A lot of states are currently focusing on legalizing sports betting in their states. However, Arkansas is concerned with another issue, with a strong push for casino legalization coming from some quarters, while there is a significant political resistance. The proposed amendment has been approved for the November 2018 ballot.
History of Arkansas gambling
Arkansas is one of those states that have traditionally been restrictive when it comes to gambling. For many years, only dog and horse racing betting were allowed inside the state’s borders. There are no tribal casinos in operation in the state or any gambling houses.
At two of the race tracks, there is a small selection of casino games, which is why they have been dubbed racinos. Certain electronic gaming machines are allowed at West Memphis and Hot Springs since they were legalized in 2005.
Parties have been pushing hard for casino legalization as of late and they have just gotten a big win.
Push for casino legalization
A few different groups are in favor of legalization of casinos in Arkansas. Their petition received the necessary number of signatures and has been checked and confirmed to have met the requirements.
This means the issue will be voted upon during the general election in November. All voters who are registered can decide upon this issue. Should it be approved, this would mean casino licenses being provided for new casinos in the likes of Oaklawn Jockey Club, Southland Racing Corporation, Jefferson County and Pope County.
There would also be electronic games of skill allowed in addition to those currently available at Southland Racing Corporation and Oaklawn Jockey club.

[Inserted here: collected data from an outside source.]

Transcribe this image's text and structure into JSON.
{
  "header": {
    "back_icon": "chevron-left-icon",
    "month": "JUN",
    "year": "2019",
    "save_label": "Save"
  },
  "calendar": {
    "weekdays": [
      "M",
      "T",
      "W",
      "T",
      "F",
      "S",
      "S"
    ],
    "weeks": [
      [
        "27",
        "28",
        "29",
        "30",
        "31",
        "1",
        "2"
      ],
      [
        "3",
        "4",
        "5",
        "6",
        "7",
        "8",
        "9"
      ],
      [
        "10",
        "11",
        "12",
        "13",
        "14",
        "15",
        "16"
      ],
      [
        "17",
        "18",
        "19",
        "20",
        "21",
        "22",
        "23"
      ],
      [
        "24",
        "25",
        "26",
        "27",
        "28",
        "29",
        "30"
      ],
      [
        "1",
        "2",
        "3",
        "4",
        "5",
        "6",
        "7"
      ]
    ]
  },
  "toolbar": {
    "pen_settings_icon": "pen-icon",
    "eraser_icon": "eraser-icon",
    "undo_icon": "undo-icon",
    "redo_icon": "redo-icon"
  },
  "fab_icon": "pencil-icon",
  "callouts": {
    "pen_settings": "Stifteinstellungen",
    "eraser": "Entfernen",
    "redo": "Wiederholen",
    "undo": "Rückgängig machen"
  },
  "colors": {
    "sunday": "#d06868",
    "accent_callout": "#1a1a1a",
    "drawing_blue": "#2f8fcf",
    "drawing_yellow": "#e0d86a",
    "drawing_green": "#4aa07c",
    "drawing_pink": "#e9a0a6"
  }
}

There would be an application process in place for those vying to receive the other two licenses. They would have to demonstrate that they have tangible experience of successfully operating within the gambling sector in the US.
Applicants would also need to meet various other requirements that are dependent on local officials and the likes. They would also need adequate support from the likes of local mayors.
The key parties pushing for this amendment are the Driving Arkansas Forward Committee and the Arkansas Jobs Coalition.
How beneficial could legalization be for the state? Projections show that annually the state could benefit by $120m (£92.8m) each year.
Of this, 55% would go directly to the state, while 17.5% would go to the Racing Commission in the state to help with the purses for dog and horse races. Thereafter, 8% would go to the county of the given casino, and 19.5% to the town or city where the casino is located, or else to the county if there is no nearby town or city.
This income would be generated from a 13% tax that would be levied on the initial $150m that is generated by the casinos. Anything in excess of this $150m (£116m) will be taxed at a rate of 20%.
What happens next?
The group behind this proposed amendment has been raising money to fund their campaign. A number of tribes in Oklahoma, for example, have donated up to $1m (£770,000) to the cause. In the latest financial year, the state generated revenues of $64.3m (£49.7m) from the games of skill that are found at the two racinos in Arkansas.
Initially, the group thought they had reached the required number of signatures for this issue to be added to the amendment. But the group was granted an extension after it was discovered that they were still short of the required number, after ruling out the likes of unregistered voters.
It has now been announced that they reached the target following this extension period. Therefore, the four casino licenses will be a part of the November 6 ballot. This is being opposed by Governor Hutchinson, who will be voting against this proposed amendment.
The elections director, who works independently of the office for the secretary of state, announced that 99,988 valid signatures had been submitted. The group had needed to obtain at least 84,859 for this measure to reach the ballot.
It was outlined how the majority of the funding for this proposed amendment had been supplied by the Quapaw and Cherokee tribes that were not located in the state. It is believed that the Quapaw tribe are eyeing up the Jefferson County license, with the Cherokee Nation being interested in the license for Pope County.
The last time that a casino legalization bill was on the ballot in Arkansas was in 2000 when 309,000 voters were in favour, with 544,000 against it.
If approved, this bill would mean six casino licenses will be issued, the creation of a state lottery and the legalization of charity bingo. Bingo and raffles operated by charities and different non-profits were approved by voters in 2006. The state lottery was approved in 2008 when approved by voters.